Isolation had originally prevailed as the diagnostic method, however, PCR has been the method of choice for detecting and typifying mycoplasma in dogs since 2000 (Chalker 2005; Janowski et al. 2008; L’Abee-Lund et al. 2003). This method has contributed to raise the number of reports. The difficulty in obtaining specific antisera for mycoplasma in dogs is an obstacle to serological typing (Chalker 2005). Alternatively, methods such as immunoperoxidase and immunofluorescence are extremely useful in typing mycoplasma isolates, mainly the canine ones (Nascimento et al. 2010).

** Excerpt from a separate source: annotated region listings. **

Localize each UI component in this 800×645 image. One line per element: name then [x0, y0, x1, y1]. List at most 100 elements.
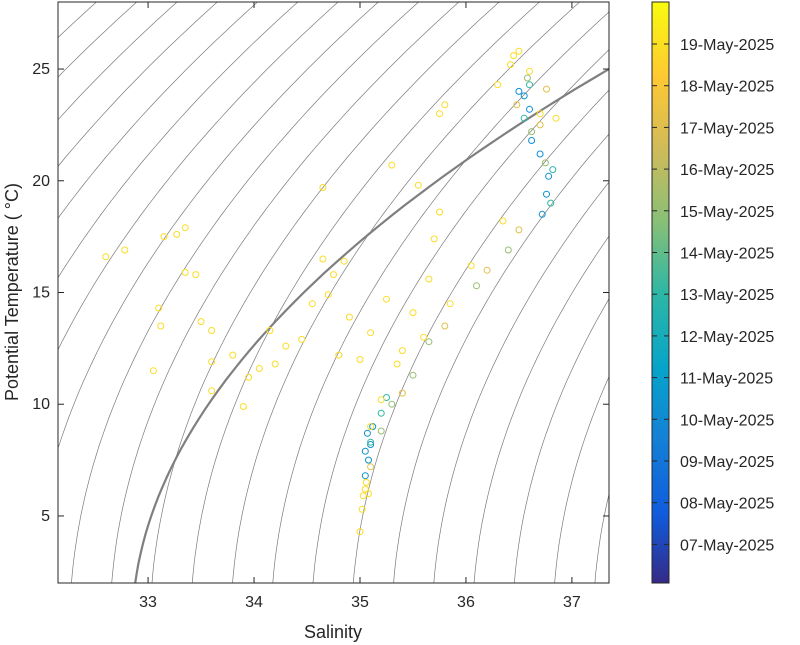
colorbar-label: 17-May-2025 — [680, 120, 774, 137]
data-point — [181, 224, 189, 232]
data-point — [398, 347, 406, 355]
plot-area: 33 34 35 36 37 5 10 15 20 25 — [32, 1, 610, 611]
colorbar-label: 14-May-2025 — [680, 246, 774, 263]
data-point — [549, 166, 557, 174]
data-point — [528, 128, 536, 136]
data-point — [361, 447, 369, 455]
data-point — [367, 438, 375, 446]
colorbar-label: 18-May-2025 — [680, 79, 774, 96]
data-point — [365, 456, 372, 464]
data-point — [271, 360, 279, 368]
data-point — [361, 485, 369, 493]
data-point — [388, 400, 396, 408]
data-point — [358, 505, 366, 513]
data-point — [414, 181, 422, 189]
data-point — [420, 333, 428, 341]
data-points — [102, 47, 560, 536]
data-point — [362, 478, 370, 486]
data-point — [388, 161, 396, 169]
data-point — [208, 358, 216, 366]
x-tick-label: 37 — [563, 594, 581, 611]
data-point — [526, 81, 533, 89]
data-point — [308, 300, 316, 308]
density-contour-line — [393, 133, 609, 583]
x-tick-label: 36 — [457, 594, 475, 611]
y-tick-label: 5 — [41, 508, 50, 525]
data-point — [499, 217, 507, 225]
data-point — [510, 52, 518, 60]
data-point — [298, 335, 306, 343]
data-point — [515, 226, 523, 234]
data-point — [377, 409, 385, 417]
colorbar-labels: 07-May-2025 08-May-2025 09-May-2025 10-May-… — [652, 37, 774, 554]
data-point — [361, 472, 369, 480]
y-tick-label: 10 — [32, 396, 50, 413]
data-point — [483, 266, 491, 274]
data-point — [543, 85, 550, 93]
data-point — [515, 87, 523, 95]
density-contour-line — [514, 298, 609, 583]
data-point — [526, 67, 533, 75]
density-contour-line — [71, 2, 419, 583]
colorbar: 07-May-2025 08-May-2025 09-May-2025 10-May-… — [651, 1, 774, 584]
data-point — [504, 246, 512, 254]
data-point — [393, 360, 401, 368]
data-point — [398, 389, 406, 397]
y-tick-label: 15 — [32, 285, 50, 302]
data-point — [356, 356, 364, 363]
y-tick-label: 25 — [32, 61, 50, 78]
colorbar-label: 08-May-2025 — [680, 496, 774, 513]
data-point — [266, 327, 274, 334]
density-contour-line — [554, 375, 609, 583]
data-point — [425, 338, 433, 346]
data-point — [536, 121, 544, 129]
density-contour-line — [58, 2, 178, 121]
density-contour-line — [58, 2, 379, 450]
data-point — [356, 528, 364, 536]
data-point — [365, 490, 372, 498]
colorbar-label: 12-May-2025 — [680, 329, 774, 346]
data-point — [155, 304, 163, 312]
data-point — [441, 101, 449, 109]
plot-background — [58, 2, 609, 583]
data-point — [239, 403, 247, 410]
density-contour-line — [272, 11, 609, 583]
colorbar-gradient — [651, 1, 670, 584]
data-point — [467, 262, 475, 270]
data-point — [330, 271, 337, 279]
data-point — [245, 373, 253, 381]
data-point — [383, 295, 390, 303]
y-axis-label: Potential Temperature ( °C) — [2, 183, 22, 401]
data-point — [367, 441, 375, 448]
colorbar-label: 11-May-2025 — [680, 371, 773, 388]
data-point — [547, 199, 555, 207]
data-point — [473, 282, 480, 290]
data-point — [515, 47, 523, 55]
colorbar-label: 10-May-2025 — [680, 412, 774, 429]
data-point — [543, 190, 550, 198]
data-point — [425, 275, 433, 283]
data-point — [319, 184, 327, 191]
data-point — [208, 387, 216, 395]
density-contour-line — [111, 2, 460, 583]
data-point — [229, 351, 237, 359]
data-point — [545, 172, 553, 180]
data-point — [192, 271, 200, 279]
data-point — [319, 255, 327, 263]
data-point — [157, 322, 165, 330]
density-contour-line — [473, 235, 609, 583]
data-point — [173, 230, 181, 238]
density-contour-line — [191, 2, 540, 583]
data-point — [367, 329, 375, 337]
data-point — [409, 309, 417, 317]
y-tick-label: 20 — [32, 173, 50, 190]
x-axis-ticks: 33 34 35 36 37 — [139, 2, 581, 611]
data-point — [409, 371, 417, 379]
data-point — [430, 235, 438, 243]
data-point — [538, 210, 546, 218]
data-point — [536, 110, 544, 118]
colorbar-label: 13-May-2025 — [680, 287, 774, 304]
data-point — [369, 423, 377, 431]
data-point — [507, 61, 514, 69]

Despite the onset of enzymatic and biomolecular techniques, isolation remains the gold standard for the diagnosis of animal mycoplasmosis such as the canine one. Therefore, isolation is essential for the validation of PCR methods (Chalker 2005) and to enable the application of immunoenzymatic techniques such as immunofluorescence and immunoperoxidase (Santos et al. 2010; Zeugswetter et al. 2007).

Laboratory challenges in the diagnosis of canine mycoplasmosis lead to underreported cases and to poorly informed veterinarians and breeders, who often use antibiotics that do not work for mycoplasma (Chalker 2005). This scenario results from factors inherent to microorganisms and hosts (Berčič et al. 2012; Maksimović et al. 2018; Mannering et al. 2009) involved in sample preparation and cultivation methods (Chalker 2005; L’Abee-Lund et al. 2003).

In Brazil, Oliveira, Costa, and Silva (1998) assessed the vaginal microbiota diversity of healthy female dogs, but did not isolate mycoplasma. However, Costa et al. (2004) and Nascimento et al. (2010) isolated Mycoplasma spp. from the respiratory and urogenital tracts of asymptomatic dogs. These mycoplasma species were then identified as M. canis and M. edwardii through Indirect Immunoperoxidase, thus confirming the presence of mixed infections in dogs (Nascimento et al. 2010).

Due to the difficulty of diagnosis and of contributing to the knowledge regarding the occurrence of canine mycoplasma. The aim of the present study was to assess the presence of Mycoplasma spp. in dogs with and without mycoplasmosis over a timeframe often years.